Il est alors essentiel d’avoir des raccourcis qui simplifient la décision, sans perdre trop de temps ou d’énergie, tout en maximisant la probabilité de faire le bon choix.
Ces raccourcis sont les mêmes principes à la base de l’influence : alors que des millénaires d’évolution de la société humaine ont permis d’affiner leur puissance et efficacité, il y a des exceptions où ces principes jouent à notre défaveur, de manière souvent inconsciente.
Aujourd’hui, j’irai à l’essentiel des 3 premiers principes et je traiterai les 3 suivants dans la prochaine vidéo.
Si vous êtes fascinés par le comportement humain, je vous conseille de le lire le livre : vous y découvrirez des dizaines d’expériences sociologiques, l’une plus surprenante et intéressante que les autres.
1. La réciprocité
Le premier principe de persuasion est la réciprocité.
Cette règle dit que nous devons repayer chaque avantage que nous recevons. Elle s’accompagne d’un sentiment d’obligation.
La règle est tellement importante pour notre vie sociale qu’aucune société humaine n’y échappe.
Elle permet d’éliminer l’inhibition naturelle aux transactions ; un individu peut donner quelque chose à un autre en sachant qu’il ne s’agit pas d’une perte. La réciprocité a permis de développer de systèmes d’aides, de protection et d’échange au sein des sociétés humaines.
Cette règle est suffisamment forte qu’elle nous pousse à accepter une requête que, sans l’obligation de réciprocité, nous aurons décliné.
Une expérience commune est la fleur ou le bracelet qu’un mendiant nous met dans la main et qui refuse ensuite de reprendre, en insistant que « c’est un cadeau ». Puisque se sentir en dette envers quelqu’un est désagréable, nous préférons laisser une offre, même à contrecœur, plutôt que partir avec le sentiment d’obligation.
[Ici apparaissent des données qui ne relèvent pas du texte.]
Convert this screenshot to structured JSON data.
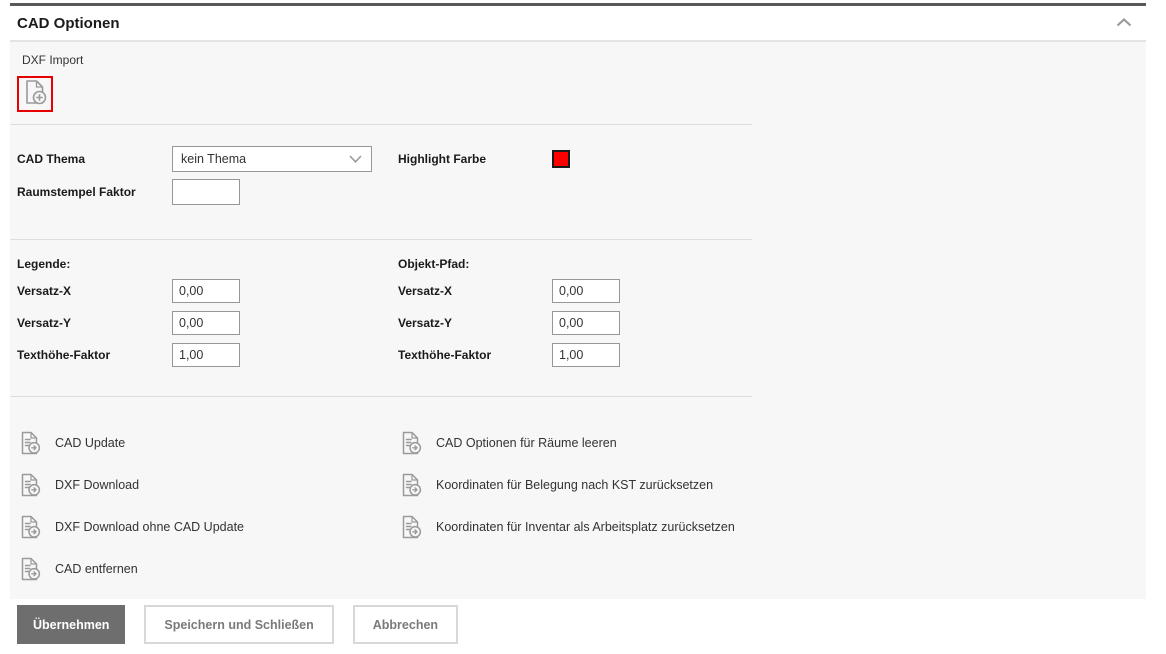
{
  "panel": {
    "title": "CAD Optionen"
  },
  "dxf_import": {
    "label": "DXF Import"
  },
  "theme_row": {
    "cad_thema_label": "CAD Thema",
    "cad_thema_value": "kein Thema",
    "highlight_farbe_label": "Highlight Farbe",
    "highlight_color": "#ff0000",
    "raumstempel_faktor_label": "Raumstempel Faktor",
    "raumstempel_faktor_value": ""
  },
  "legende": {
    "title": "Legende:",
    "fields": [
      {
        "label": "Versatz-X",
        "value": "0,00"
      },
      {
        "label": "Versatz-Y",
        "value": "0,00"
      },
      {
        "label": "Texthöhe-Faktor",
        "value": "1,00"
      }
    ]
  },
  "objekt_pfad": {
    "title": "Objekt-Pfad:",
    "fields": [
      {
        "label": "Versatz-X",
        "value": "0,00"
      },
      {
        "label": "Versatz-Y",
        "value": "0,00"
      },
      {
        "label": "Texthöhe-Faktor",
        "value": "1,00"
      }
    ]
  },
  "actions": {
    "left": [
      "CAD Update",
      "DXF Download",
      "DXF Download ohne CAD Update",
      "CAD entfernen"
    ],
    "right": [
      "CAD Optionen für Räume leeren",
      "Koordinaten für Belegung nach KST zurücksetzen",
      "Koordinaten für Inventar als Arbeitsplatz zurücksetzen"
    ]
  },
  "footer": {
    "apply_label": "Übernehmen",
    "save_close_label": "Speichern und Schließen",
    "cancel_label": "Abbrechen"
  },
  "colors": {
    "accent_red": "#ff0000",
    "topbar_gray": "#58585a",
    "primary_button_bg": "#6e6e6e",
    "icon_gray": "#9a9a9a",
    "content_bg": "#f7f7f7"
  }
}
Une facette de la règle est que nous devons faire une concession à qui nous en a fait une.
C’est aussi un bénéfice social : tout groupe humain a intérêt que ses membres travaillent ensemble sur des projets communs. Il faut alors concilier les désirs incompatibles de chaque individu, et favoriser la coopération.
Les concessions mutuelles permettent justement cela : nous pouvons faire le premier sacrifice au bénéfice de notre partenaire, qui est alors obligé d’en faire un autre en échange.
Ce principe est d’autant plus efficace qu’une fois enclenchées les concessions mutuelles, les deux parties se sentent responsables d’arriver à un accord final.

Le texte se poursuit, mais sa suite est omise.